Thanksgiving dinner proves a struggle for Krisha because she’s been estranged for some time. Her sister Robyn (Robyn Fairchild) and her brother-in-law Doyle (Bill Wise) are prepared to forgive her, but the same isn’t true for her son Trey (Shults). She tries to sit with him and mend their broken bond, but he’s not willing to let her back into his life. While Shults’ camera is partial to Krisha, a flawed though sympathetic figure, he leaves it up to us to decide what’s fair. Maybe Trey’s resistance to his mother is a form of self-protection.

Krisha is filled with a cast of characters who look startlingly like real people. That’s because Shults used members of his family as actors, including his cousins, his mother and his 90-year-old grandmother who gives the most realistic portrayal of dementia ever seen on screen (she actually has it). These real-life connections give Krisha not only authenticity but a sense of urgency. Plot points were taken from Shults’ own life and it shows in the film’s unblinking realism. There are moments when the inexperience of non-actors becomes evident in physical awkwardness or artificial lines, but it’s forgivable. There’s even something endearing about these moments. It’s as though Krisha is a hybridization of fiction and home video.

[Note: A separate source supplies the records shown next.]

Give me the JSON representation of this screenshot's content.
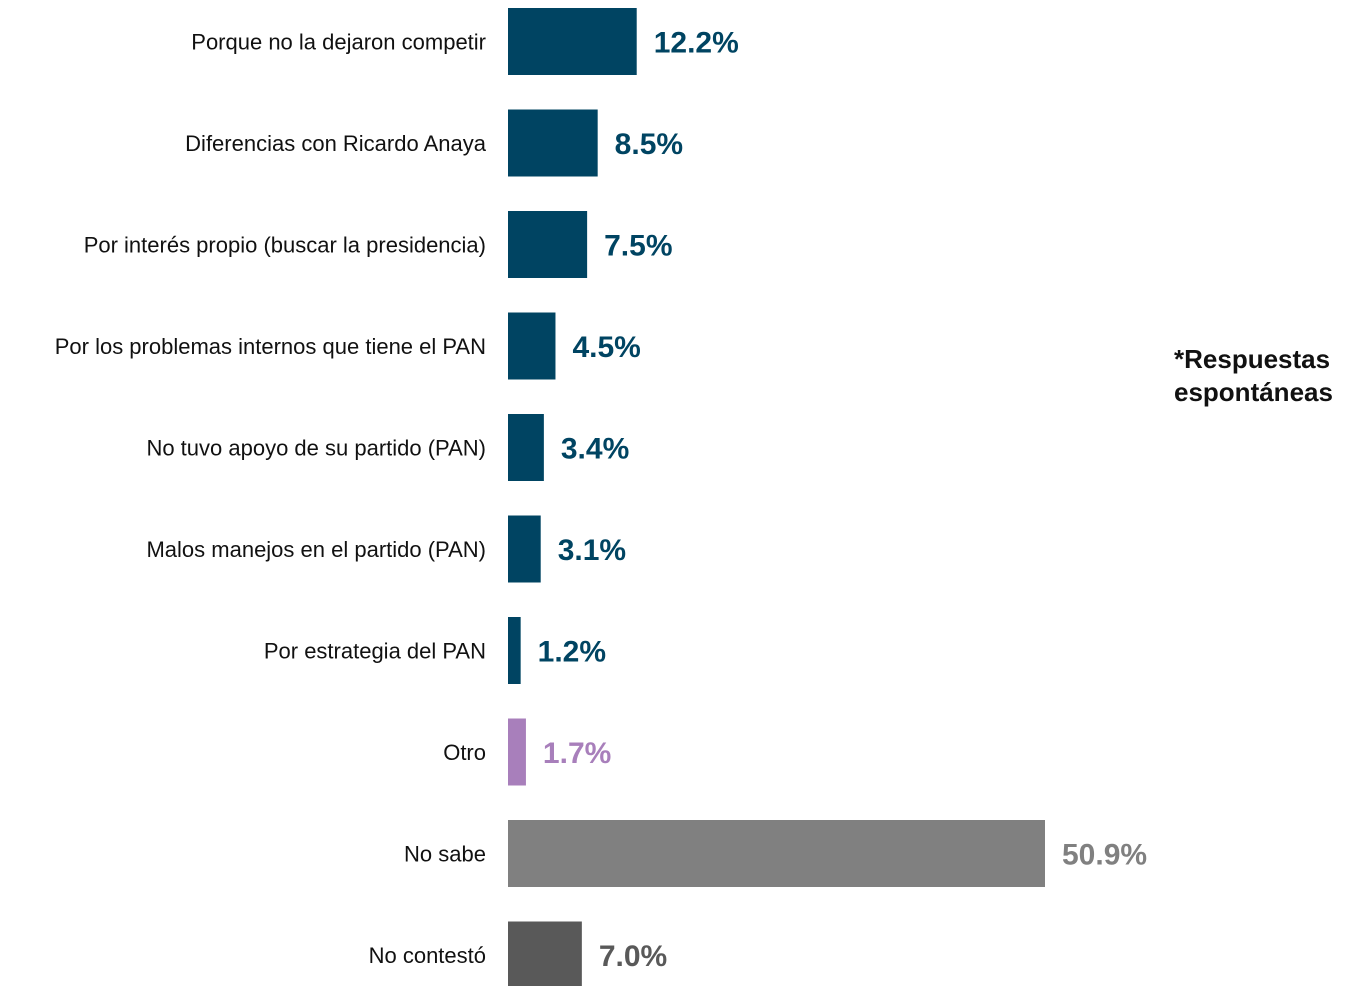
{
  "chart_data": {
    "type": "bar",
    "orientation": "horizontal",
    "categories": [
      "Porque no la dejaron competir",
      "Diferencias con Ricardo Anaya",
      "Por interés propio (buscar la presidencia)",
      "Por los problemas internos que tiene el PAN",
      "No tuvo apoyo de su partido (PAN)",
      "Malos manejos en el partido (PAN)",
      "Por estrategia del PAN",
      "Otro",
      "No sabe",
      "No contestó"
    ],
    "values": [
      12.2,
      8.5,
      7.5,
      4.5,
      3.4,
      3.1,
      1.2,
      1.7,
      50.9,
      7.0
    ],
    "value_labels": [
      "12.2%",
      "8.5%",
      "7.5%",
      "4.5%",
      "3.4%",
      "3.1%",
      "1.2%",
      "1.7%",
      "50.9%",
      "7.0%"
    ],
    "colors": [
      "#004462",
      "#004462",
      "#004462",
      "#004462",
      "#004462",
      "#004462",
      "#004462",
      "#a87fbb",
      "#808080",
      "#595959"
    ],
    "label_colors": [
      "#004462",
      "#004462",
      "#004462",
      "#004462",
      "#004462",
      "#004462",
      "#004462",
      "#a87fbb",
      "#808080",
      "#595959"
    ],
    "xlim": [
      0,
      50.9
    ],
    "grid": false,
    "legend": "none"
  },
  "note": "*Respuestas espontáneas"
}
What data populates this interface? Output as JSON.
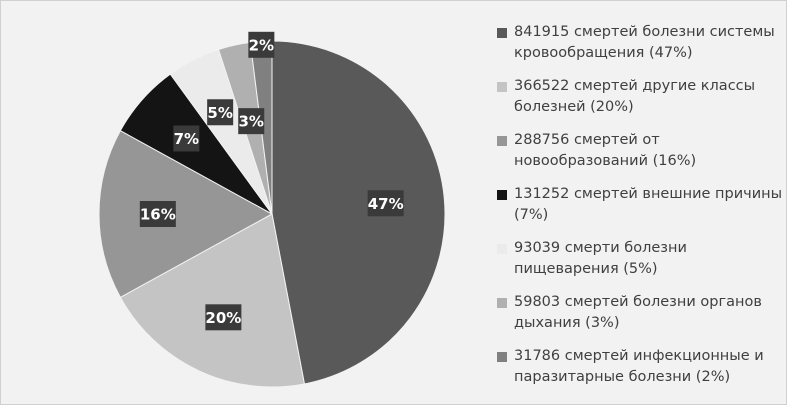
{
  "chart_data": {
    "type": "pie",
    "categories": [
      "841915 смертей болезни системы кровообращения (47%)",
      "366522 смертей другие классы болезней (20%)",
      "288756 смертей от новообразований (16%)",
      "131252 смертей внешние причины (7%)",
      "93039 смерти болезни пищеварения (5%)",
      "59803 смертей болезни органов дыхания (3%)",
      "31786 смертей инфекционные и паразитарные болезни (2%)"
    ],
    "values": [
      47,
      20,
      16,
      7,
      5,
      3,
      2
    ],
    "value_labels": [
      "47%",
      "20%",
      "16%",
      "7%",
      "5%",
      "3%",
      "2%"
    ],
    "colors": [
      "#595959",
      "#c4c4c4",
      "#969696",
      "#141414",
      "#ebebeb",
      "#b0b0b0",
      "#808080"
    ],
    "legend": "right"
  }
}
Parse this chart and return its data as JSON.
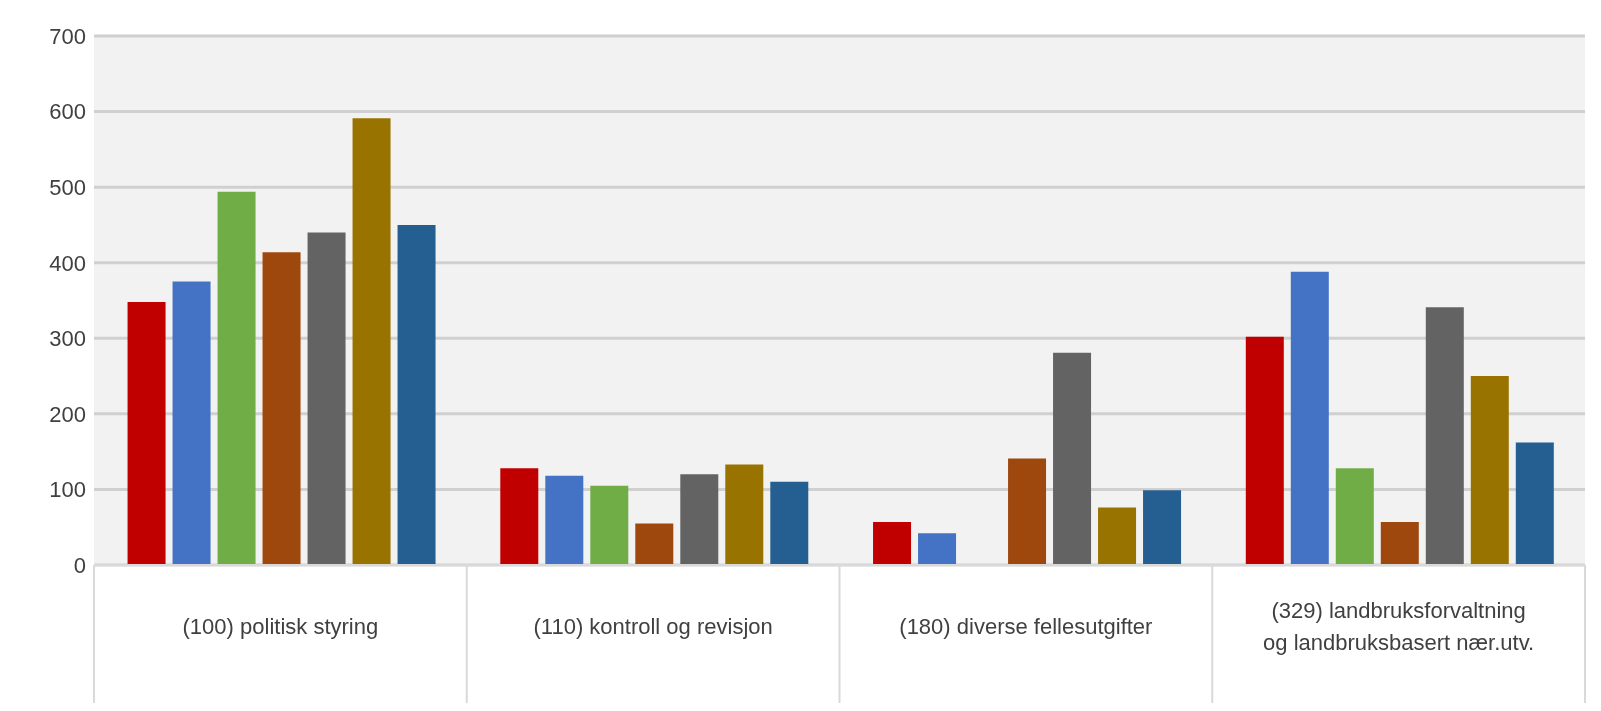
{
  "chart_data": {
    "type": "bar",
    "categories": [
      "(100) politisk styring",
      "(110) kontroll og revisjon",
      "(180) diverse fellesutgifter",
      "(329) landbruksforvaltning og landbruksbasert nær.utv."
    ],
    "series": [
      {
        "color": "#c00000",
        "values": [
          348,
          128,
          57,
          302
        ]
      },
      {
        "color": "#4472c4",
        "values": [
          375,
          118,
          42,
          388
        ]
      },
      {
        "color": "#70ad47",
        "values": [
          494,
          105,
          null,
          128
        ]
      },
      {
        "color": "#9e480e",
        "values": [
          414,
          55,
          141,
          57
        ]
      },
      {
        "color": "#636363",
        "values": [
          440,
          120,
          281,
          341
        ]
      },
      {
        "color": "#997300",
        "values": [
          591,
          133,
          76,
          250
        ]
      },
      {
        "color": "#255e91",
        "values": [
          450,
          110,
          99,
          162
        ]
      }
    ],
    "ylim": [
      0,
      700
    ],
    "yticks": [
      0,
      100,
      200,
      300,
      400,
      500,
      600,
      700
    ],
    "grid": "y",
    "legend": false
  }
}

When Krisha seasons the turkey, Shults works hard to build suspense and turn the dead bird into a sacrificial symbol. His choppy cuts raise tension, but they aren’t necessary. The suspense is already there, lying in Krisha’s face. Incorporating zooms and playing with the aspect ratio, Shults is still finding his footing as a director, but his willingness to take such risks is promising. With its overlapping dialogue, eerie mood and pensive shots, Krisha feels indebted to Robert Altman’s superlative 3 Women. Krisha even gets her skirt caught in the car door exactly as Shelley Duvall did in the 1977 film.

Music by Brian McOmber reflects the chaos onscreen. McOmber is a former member of the Dirty Projectors and he continues that band’s legacy of anarchic percussion. He’s an experienced musician, incorporating many different instruments, and at times it’s too much. Since the drama in Krisha is contained, perhaps the music should have been too. The arrival of Nina Simone’s “Just in Time,” however, is one of the most brilliant uses of song on film in the last decade. Simone’s voice stands as the perfect complement to Krisha’s internal battle of love, disappointment and alienation. In fact, Krisha is not unlike Simone. She calls to mind Adam Shatz’s recent profile of Simone, writing of the singer, “So long as she felt adored, she was full of mischievous, salty banter…But if she felt slighted, she could be explosive, even violent.”

“The life of the individual is a constant struggle, and not merely a metaphorical one against want or boredom, but an actual struggle against other people.” Written by the philosopher Arthur Schopenhauer in the 1800s, his words remain true. Reality is hard. Emotions, time, relationships—these facts of life take effort, responsibility and a certain amount of hard-won maturity. For some, it’s too much to bear. Krisha is one such person, and the experience of watching her struggle speaks to something deep inside us. The film ends with Krisha staring back at us. It’s like the shot from beginning, except neither she nor the audience is quite the same.